Italien, das vertragsgemäß mit dem preußischen Einmarsch in Böhmen ebenfalls zu den Waffen greift, erleidet Schlappe um Schlappe. Trotz der Erfolge auf dem italienischen Kriegsschauplatz halten die Militärs in Wien die Weiterführung des Krieges für aussichtslos, Kaiser Franz Joseph I. Ersucht den Waffenstillstand. So sachlich Bismarck den nationalen Krieg vom Zaun brach, so beendet er ihn auch. Er lehnt jeden territorialen Gewinn auf Kosten Österreichs ab. Wichtiger ist ihn ein rascher Friedensschluss, um einer doch noch möglichen Einmischung Frankreichs oder Rußlands zuvorzukommen. Am 14. Juli 1866 liegen Bismarcks Vorstellungen von der „Neuen Ordnung“ Mitteleuropas auf dem Tisch des französischen Kaisers Napoleon III. Bismarck versteht es geschickt, sie als französische Bedingungen hinzustellen: Auflösung des Deutschen Bundes, Umgestaltung der deutschen Länder ohne Beteiligung Österreichs, Gründung des „Norddeutschen Bundes“ und Vereinigung der Elbherzogtümer Schleswig und Holstein mit Preußen. Napoleon III. Stimmt in allen Punkten zu. Die Abschaffung der hannoverschen Krone muss Bismarck allerdings in heftigen Diskussionen mit seinem Monarchen, Wilhelm I., erstreiten. Zu tief sitzt bei diesem noch das monarchische Solidaritätsbewusstsein, das die Liquidierung eines Herrschaftshauses, wie dem der Welfen, nicht so einfach hinnehmen will. König Wilhelm I. Von Preußen fordert stattdessen von seinem Kanzler die „Züchtigung“ Österreichs und Sachsens, denen er die Schuld am Ausbruch des Krieges anlastet. Doch Bismarck besteht auf deren territoriale Integriät, nur sie garantiere einen dauerhaften Frieden, meint der Kanzler. Der Vorfriede von Niklosburg vom 26. Juli 1866 und der Friede von Prag vom 23. August 1866 beenden den Kriegszustand zwischen Österreich und Preußen. Dieses schwere Jahr 1866 belastete unsere Vorfahren, was man auch daran erkennt, dass 1866 kein Filpe geboren wurde!
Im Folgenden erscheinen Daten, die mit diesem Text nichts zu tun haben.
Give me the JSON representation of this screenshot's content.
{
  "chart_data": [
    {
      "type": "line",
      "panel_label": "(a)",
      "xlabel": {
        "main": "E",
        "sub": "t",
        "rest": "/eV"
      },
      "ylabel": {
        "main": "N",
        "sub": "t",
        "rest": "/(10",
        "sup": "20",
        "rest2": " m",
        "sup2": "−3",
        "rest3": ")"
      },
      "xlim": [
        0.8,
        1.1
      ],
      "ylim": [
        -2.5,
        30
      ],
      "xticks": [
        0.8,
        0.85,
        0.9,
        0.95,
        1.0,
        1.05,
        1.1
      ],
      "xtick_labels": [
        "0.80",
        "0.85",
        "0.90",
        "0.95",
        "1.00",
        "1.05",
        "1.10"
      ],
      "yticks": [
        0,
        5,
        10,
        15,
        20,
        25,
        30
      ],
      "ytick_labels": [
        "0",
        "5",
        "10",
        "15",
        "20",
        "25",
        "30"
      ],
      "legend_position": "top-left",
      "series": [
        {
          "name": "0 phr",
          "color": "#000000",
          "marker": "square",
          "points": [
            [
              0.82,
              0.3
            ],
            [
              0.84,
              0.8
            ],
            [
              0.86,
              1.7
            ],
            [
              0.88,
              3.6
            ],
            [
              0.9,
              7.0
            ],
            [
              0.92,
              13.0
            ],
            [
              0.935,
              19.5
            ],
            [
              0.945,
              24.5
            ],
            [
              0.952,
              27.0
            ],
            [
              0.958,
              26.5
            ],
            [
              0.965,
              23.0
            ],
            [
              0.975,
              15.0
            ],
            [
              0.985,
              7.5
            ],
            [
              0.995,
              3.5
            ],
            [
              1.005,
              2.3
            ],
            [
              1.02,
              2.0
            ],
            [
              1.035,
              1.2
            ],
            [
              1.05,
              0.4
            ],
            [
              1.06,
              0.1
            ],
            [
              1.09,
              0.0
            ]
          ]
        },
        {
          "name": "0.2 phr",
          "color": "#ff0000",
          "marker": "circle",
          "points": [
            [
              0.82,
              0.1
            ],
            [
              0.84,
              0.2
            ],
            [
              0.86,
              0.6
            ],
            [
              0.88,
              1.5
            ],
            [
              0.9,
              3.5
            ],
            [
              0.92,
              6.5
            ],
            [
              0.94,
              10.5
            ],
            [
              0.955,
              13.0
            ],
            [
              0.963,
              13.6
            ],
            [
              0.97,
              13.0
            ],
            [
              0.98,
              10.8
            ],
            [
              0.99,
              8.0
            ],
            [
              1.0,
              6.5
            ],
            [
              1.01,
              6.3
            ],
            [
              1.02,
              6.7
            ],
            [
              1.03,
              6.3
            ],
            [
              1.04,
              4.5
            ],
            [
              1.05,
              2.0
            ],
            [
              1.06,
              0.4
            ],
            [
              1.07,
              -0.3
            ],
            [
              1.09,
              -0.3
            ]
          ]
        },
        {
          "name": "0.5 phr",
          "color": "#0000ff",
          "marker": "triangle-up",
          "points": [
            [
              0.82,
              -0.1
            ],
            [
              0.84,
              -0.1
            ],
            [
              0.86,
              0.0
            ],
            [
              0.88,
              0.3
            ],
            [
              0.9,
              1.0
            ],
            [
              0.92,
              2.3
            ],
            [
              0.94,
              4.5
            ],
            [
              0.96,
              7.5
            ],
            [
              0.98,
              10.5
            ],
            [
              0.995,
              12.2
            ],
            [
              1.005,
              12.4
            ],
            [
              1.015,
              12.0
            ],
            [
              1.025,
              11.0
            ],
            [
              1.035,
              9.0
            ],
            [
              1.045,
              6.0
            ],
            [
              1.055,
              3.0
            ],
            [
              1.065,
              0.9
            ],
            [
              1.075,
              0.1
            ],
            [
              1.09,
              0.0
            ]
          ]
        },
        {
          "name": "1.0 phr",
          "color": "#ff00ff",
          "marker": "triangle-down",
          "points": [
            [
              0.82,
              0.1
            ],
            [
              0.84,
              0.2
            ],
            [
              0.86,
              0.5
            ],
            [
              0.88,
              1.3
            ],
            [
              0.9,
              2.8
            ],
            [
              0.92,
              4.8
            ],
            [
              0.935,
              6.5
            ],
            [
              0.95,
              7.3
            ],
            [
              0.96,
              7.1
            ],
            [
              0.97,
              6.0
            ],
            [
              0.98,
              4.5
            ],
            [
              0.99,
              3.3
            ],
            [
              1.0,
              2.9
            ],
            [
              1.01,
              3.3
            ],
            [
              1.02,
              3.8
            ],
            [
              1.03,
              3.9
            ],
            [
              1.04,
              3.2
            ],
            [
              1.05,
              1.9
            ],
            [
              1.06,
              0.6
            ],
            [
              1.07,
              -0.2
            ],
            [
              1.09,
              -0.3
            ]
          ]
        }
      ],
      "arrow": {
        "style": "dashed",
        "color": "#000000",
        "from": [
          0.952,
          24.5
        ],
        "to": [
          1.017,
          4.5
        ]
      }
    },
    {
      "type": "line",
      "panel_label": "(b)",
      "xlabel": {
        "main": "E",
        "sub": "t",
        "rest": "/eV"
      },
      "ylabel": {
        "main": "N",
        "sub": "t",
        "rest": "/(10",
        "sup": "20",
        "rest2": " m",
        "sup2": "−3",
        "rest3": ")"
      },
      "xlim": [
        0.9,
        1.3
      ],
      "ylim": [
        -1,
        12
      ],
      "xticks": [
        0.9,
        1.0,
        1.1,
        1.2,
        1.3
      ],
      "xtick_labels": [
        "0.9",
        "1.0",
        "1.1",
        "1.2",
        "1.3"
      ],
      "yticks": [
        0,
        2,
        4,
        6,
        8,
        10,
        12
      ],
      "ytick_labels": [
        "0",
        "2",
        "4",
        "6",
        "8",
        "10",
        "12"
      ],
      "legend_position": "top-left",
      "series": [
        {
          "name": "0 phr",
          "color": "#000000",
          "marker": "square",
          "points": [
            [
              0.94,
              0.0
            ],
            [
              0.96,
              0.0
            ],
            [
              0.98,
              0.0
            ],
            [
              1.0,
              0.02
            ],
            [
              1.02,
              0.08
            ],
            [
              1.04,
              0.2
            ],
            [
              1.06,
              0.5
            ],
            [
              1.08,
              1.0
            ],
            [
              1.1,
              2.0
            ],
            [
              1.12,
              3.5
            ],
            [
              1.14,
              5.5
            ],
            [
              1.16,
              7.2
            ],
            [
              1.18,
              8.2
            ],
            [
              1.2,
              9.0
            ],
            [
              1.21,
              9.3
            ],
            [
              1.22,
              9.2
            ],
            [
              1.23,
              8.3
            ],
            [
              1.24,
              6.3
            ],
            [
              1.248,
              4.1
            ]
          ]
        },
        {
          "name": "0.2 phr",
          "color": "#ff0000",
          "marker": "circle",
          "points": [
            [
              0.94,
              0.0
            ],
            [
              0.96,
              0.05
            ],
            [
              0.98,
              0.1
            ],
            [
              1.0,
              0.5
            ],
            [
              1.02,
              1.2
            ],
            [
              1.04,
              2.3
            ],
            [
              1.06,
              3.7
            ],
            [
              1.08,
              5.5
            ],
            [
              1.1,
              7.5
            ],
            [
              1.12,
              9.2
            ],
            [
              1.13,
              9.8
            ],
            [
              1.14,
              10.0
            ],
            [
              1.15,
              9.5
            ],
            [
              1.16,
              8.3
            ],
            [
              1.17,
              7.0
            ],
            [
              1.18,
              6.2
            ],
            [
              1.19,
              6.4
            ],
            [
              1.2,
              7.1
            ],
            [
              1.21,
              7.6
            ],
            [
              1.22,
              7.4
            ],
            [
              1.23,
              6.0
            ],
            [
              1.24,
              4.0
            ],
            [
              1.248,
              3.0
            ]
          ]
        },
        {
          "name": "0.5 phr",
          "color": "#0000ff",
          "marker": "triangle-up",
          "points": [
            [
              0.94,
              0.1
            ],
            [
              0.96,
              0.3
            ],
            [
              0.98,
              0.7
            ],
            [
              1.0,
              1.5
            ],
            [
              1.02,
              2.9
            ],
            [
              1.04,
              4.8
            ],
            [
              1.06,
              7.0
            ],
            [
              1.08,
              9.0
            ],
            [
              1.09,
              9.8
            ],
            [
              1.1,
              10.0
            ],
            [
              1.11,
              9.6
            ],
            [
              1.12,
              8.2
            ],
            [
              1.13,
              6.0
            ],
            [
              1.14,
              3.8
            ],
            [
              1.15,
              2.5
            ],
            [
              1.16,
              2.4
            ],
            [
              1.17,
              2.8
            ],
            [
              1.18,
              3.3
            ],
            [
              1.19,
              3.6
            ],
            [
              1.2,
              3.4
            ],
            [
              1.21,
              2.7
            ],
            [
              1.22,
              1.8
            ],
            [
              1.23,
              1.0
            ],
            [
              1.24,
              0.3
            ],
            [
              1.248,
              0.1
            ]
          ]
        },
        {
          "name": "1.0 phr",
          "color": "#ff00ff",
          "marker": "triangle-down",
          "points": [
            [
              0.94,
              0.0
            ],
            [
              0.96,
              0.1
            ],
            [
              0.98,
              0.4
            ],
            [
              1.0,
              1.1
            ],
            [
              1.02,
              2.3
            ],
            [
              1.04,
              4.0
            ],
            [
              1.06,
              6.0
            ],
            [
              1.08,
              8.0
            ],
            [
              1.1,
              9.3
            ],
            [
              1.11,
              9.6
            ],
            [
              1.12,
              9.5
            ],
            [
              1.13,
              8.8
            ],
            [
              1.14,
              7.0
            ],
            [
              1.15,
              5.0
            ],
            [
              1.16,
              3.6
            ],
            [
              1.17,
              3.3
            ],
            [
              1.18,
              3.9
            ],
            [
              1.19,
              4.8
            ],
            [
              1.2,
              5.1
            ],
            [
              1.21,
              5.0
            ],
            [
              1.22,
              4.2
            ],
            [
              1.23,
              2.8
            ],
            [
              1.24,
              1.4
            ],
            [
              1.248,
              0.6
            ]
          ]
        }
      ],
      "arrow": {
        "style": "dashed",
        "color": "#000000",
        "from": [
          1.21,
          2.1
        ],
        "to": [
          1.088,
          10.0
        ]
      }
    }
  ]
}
Während Preußen nun Hannover, Kurhessen, Nassau, Frankfurt und Schleswig-Holstein annektiert und am 18. August 1866 unter seiner Vorherrschaft der „Norddeutsche Bund“ - die Vorstufe der deutschen Reichsgründung - aus der Taufe gehoben wird, geht Napoleon III. Leer aus. Darüber hinaus drängen Bayern, Württemberg, Baden und Hessen-Darmstadt, durch die französischen Drohgebärden geängstigt, ins preußische Lager. Noch im Herbst 1866 schließen sie geheime Militärverträge, die im Verteidigungsfall eine Unterstellung ihrer Streitkräfte unter preußischen Oberbefehl vorsehen. Wie erwartet protestiert auch Rußland gegen den preußischen Machtgewinn. Die Entthronung ganzer Herrscherhäuser, so begründet der Zar, schwäche das monarchische System in Europa und leiste der Revolution Vorschub. Doch Bismarck kann auch ihn beschwichtigen und der Zar lenkt ein.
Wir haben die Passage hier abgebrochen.